三谷幸喜「なんという先見の明」大泉洋ら“ソーシャルディスタンス”保ってケンカ

映画・舞台 公開日:2020/07/01 15
この記事を
クリップ

三谷幸喜が書き下ろす新作舞台、PARCO劇場オープニング・シリーズ『大地(Social Distancing Version)』の公開フォトコールが1日、都内・PARCO劇場にて行われた。

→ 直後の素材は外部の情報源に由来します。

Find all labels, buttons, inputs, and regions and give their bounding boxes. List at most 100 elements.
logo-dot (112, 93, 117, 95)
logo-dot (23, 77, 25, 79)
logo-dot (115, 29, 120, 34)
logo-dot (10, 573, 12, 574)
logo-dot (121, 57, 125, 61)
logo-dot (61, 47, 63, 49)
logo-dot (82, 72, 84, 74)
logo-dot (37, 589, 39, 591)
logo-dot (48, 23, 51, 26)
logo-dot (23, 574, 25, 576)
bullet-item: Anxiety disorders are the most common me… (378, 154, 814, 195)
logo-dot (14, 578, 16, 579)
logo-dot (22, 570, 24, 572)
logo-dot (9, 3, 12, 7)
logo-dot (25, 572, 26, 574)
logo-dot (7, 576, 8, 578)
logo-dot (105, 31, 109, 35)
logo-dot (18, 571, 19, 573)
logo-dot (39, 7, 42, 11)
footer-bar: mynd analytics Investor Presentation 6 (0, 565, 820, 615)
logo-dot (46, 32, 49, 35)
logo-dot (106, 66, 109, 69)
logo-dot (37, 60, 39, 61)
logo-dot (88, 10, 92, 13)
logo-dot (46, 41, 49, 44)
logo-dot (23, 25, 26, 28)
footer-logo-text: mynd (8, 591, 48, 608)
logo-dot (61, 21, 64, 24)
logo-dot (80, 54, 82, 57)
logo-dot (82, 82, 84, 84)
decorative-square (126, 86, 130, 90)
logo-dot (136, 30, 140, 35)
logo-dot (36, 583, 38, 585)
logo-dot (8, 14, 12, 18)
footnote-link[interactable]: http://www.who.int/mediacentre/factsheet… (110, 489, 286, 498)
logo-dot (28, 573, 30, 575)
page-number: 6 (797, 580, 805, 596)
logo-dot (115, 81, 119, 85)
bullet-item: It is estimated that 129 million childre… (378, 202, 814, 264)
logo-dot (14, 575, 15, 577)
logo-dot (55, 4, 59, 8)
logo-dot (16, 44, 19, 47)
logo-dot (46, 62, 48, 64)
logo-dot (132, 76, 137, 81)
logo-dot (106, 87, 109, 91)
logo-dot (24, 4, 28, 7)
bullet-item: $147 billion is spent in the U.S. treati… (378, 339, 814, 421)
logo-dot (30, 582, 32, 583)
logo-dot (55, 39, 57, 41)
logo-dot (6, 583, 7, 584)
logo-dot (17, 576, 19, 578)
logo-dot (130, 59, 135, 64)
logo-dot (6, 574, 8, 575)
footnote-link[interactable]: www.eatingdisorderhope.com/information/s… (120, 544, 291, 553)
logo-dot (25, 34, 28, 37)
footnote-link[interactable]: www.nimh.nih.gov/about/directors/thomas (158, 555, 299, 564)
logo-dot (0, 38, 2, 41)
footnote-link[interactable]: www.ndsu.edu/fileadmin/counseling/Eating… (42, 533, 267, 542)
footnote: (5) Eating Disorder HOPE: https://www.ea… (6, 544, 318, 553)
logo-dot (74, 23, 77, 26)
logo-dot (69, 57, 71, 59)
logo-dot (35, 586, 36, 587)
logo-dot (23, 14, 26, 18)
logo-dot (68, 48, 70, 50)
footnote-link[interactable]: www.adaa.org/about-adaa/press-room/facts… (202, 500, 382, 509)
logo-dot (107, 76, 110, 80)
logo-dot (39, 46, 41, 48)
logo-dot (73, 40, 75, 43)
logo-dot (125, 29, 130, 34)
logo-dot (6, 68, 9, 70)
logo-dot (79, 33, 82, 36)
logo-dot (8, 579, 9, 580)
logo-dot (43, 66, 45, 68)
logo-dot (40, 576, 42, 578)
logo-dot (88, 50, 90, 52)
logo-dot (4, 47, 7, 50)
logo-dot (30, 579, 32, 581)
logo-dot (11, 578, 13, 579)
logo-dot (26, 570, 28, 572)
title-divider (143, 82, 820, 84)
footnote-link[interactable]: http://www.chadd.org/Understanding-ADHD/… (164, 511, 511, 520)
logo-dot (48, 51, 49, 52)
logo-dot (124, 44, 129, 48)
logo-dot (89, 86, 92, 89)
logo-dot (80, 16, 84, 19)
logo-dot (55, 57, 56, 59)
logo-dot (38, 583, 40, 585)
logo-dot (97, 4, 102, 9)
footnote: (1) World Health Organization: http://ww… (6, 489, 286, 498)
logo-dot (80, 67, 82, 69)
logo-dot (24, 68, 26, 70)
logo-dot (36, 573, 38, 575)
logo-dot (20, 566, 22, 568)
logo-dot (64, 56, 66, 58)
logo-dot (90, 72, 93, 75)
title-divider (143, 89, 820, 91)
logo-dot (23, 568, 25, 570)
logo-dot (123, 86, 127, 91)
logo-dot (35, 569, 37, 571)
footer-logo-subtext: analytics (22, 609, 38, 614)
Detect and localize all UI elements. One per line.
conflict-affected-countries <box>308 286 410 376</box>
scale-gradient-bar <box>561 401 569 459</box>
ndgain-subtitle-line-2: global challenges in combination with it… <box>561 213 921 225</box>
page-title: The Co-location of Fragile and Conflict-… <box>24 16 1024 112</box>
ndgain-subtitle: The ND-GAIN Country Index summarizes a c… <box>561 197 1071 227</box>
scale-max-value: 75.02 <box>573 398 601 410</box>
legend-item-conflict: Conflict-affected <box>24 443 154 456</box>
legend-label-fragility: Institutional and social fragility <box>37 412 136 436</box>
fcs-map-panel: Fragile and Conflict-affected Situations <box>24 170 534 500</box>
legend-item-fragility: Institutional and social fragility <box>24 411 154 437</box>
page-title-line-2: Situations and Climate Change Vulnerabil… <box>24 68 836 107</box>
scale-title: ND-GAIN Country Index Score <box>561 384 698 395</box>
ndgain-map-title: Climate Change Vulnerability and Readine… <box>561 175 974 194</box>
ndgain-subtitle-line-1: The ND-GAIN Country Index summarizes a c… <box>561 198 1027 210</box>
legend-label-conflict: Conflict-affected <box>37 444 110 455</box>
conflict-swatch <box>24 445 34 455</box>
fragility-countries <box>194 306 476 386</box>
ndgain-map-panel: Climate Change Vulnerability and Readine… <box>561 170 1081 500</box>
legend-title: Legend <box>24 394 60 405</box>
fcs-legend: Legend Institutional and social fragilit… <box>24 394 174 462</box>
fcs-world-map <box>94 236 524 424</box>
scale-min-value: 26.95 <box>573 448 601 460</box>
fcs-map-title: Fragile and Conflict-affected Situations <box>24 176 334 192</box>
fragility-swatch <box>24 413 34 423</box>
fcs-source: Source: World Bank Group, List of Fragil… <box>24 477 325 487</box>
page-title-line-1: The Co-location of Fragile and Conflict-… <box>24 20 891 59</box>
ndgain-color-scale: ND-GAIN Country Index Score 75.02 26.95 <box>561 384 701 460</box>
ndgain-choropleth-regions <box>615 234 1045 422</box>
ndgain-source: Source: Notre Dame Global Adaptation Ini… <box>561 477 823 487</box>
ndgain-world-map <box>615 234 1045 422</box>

7月1日から8月8日の会期で、都内・PARCO劇場にて上演される同舞台は、これまで様々な俳優へ台詞を書き下ろしてきた三谷が俳優への愛を込めて描く“三谷流俳優論”。大泉洋をはじめ、山本耕史、竜星涼、栗原英雄、藤井隆、濱田龍臣、小澤雄太、まりゑ、相島一之、浅野和之、辻萬長といった個性豊かなキャストが名を連ね、コロナ禍における“Social Distancing”を不都合に終わらせず、より豊かな演劇表現を創作した。


フォトコール上演前、舞台の解説のため三谷が登壇。拍手に出迎えられると、この日の雨模様について「大泉洋という男が雨男で、こういうことになるんじゃないかなと思っていました。見事に大雨の初日を迎えることができました」とジョークを飛ばした。



物語の舞台は、とある共産主義国家。娯楽そのものが禁止という独裁政権が横行するその国では、反政府主義のレッテルを貼られた俳優たちが強制的に集められ、施設に収容されている。政府の監視下のもと、広大な荒野を排し、農場を作り、家畜の世話をする彼らがなにより苦しんだのは“演じる”行為を禁じられたことであった。


三谷は「今、舞台俳優たちはなかなか演劇に携わることができなくなって、苦労していると思いますが、それと同じように、演じることができないという設定」と、現在のコロナ禍において苦しむエンターテインメント業界と同舞台の設定の関係性を説明。しかし、舞台の筋書きを考えたのは新型コロナウイルスが猛威を振るう前、2019年のことだと明かすと、「なんという先見の明なのかと、我ながら思います」と自画自賛した。


俳優らが収容される施設は、あえてベッドが分けられた配置となっており、壁のデザインも隙間を作ることで換気の良いスペースに。キャストらはお互いに近寄らないように演技をしているが、「感染を避けるために近づかない」消極的なソーシャルディスタンスにならないよう、“近づかない意味”も演出している。


三谷は「ケンカするシーンでは、接近しないでどうやってケンカするのかというのも、見どころのひとつ。大した見どころではないんですけれども」と掴みどころのない解説で現場を和ませつつ、「今はなかなか芝居ができない状況ですが、必ずまた、芝居ができるいつもの状態に戻りたいと思っております」とエンターテインメントへの愛情を示す。


さらに、約100年前に誕生した築地小劇場で、幕開けの際にどらが鳴ったという話を持ち出すと、「僕らが先陣を切ることになりました。ということで、今回の芝居も最初はどらの音から始まります」と締めくくり、どらの音とともにフォトコールが上演となった。


公開されたシーンは、俳優たちが集められた収容所に、管理官であるドランスキー(小澤)が訪れる場面。指導員のホデク(栗原)が、個性豊かな俳優たちをドランスキーに紹介していく。


山本は、なぜか上裸で登場する映画スター・ブロツキー役としてたくましい肉体を披露。ものまね芸人・ピンカス役の藤井はネガティブかつ賑やかなキャラクターで舞台を盛り上げた。


【写真】山本耕史、惚れ惚れする肉体美



また、三谷が「大した見どころではない見どころ」と紹介した、大泉扮する裏方兼務のチャペック、竜星演じる女形役者・ツベルチェクのソーシャルディスタンスを保ちつつのケンカシーンも要チェックだ。


※本記事は掲載時点の情報です。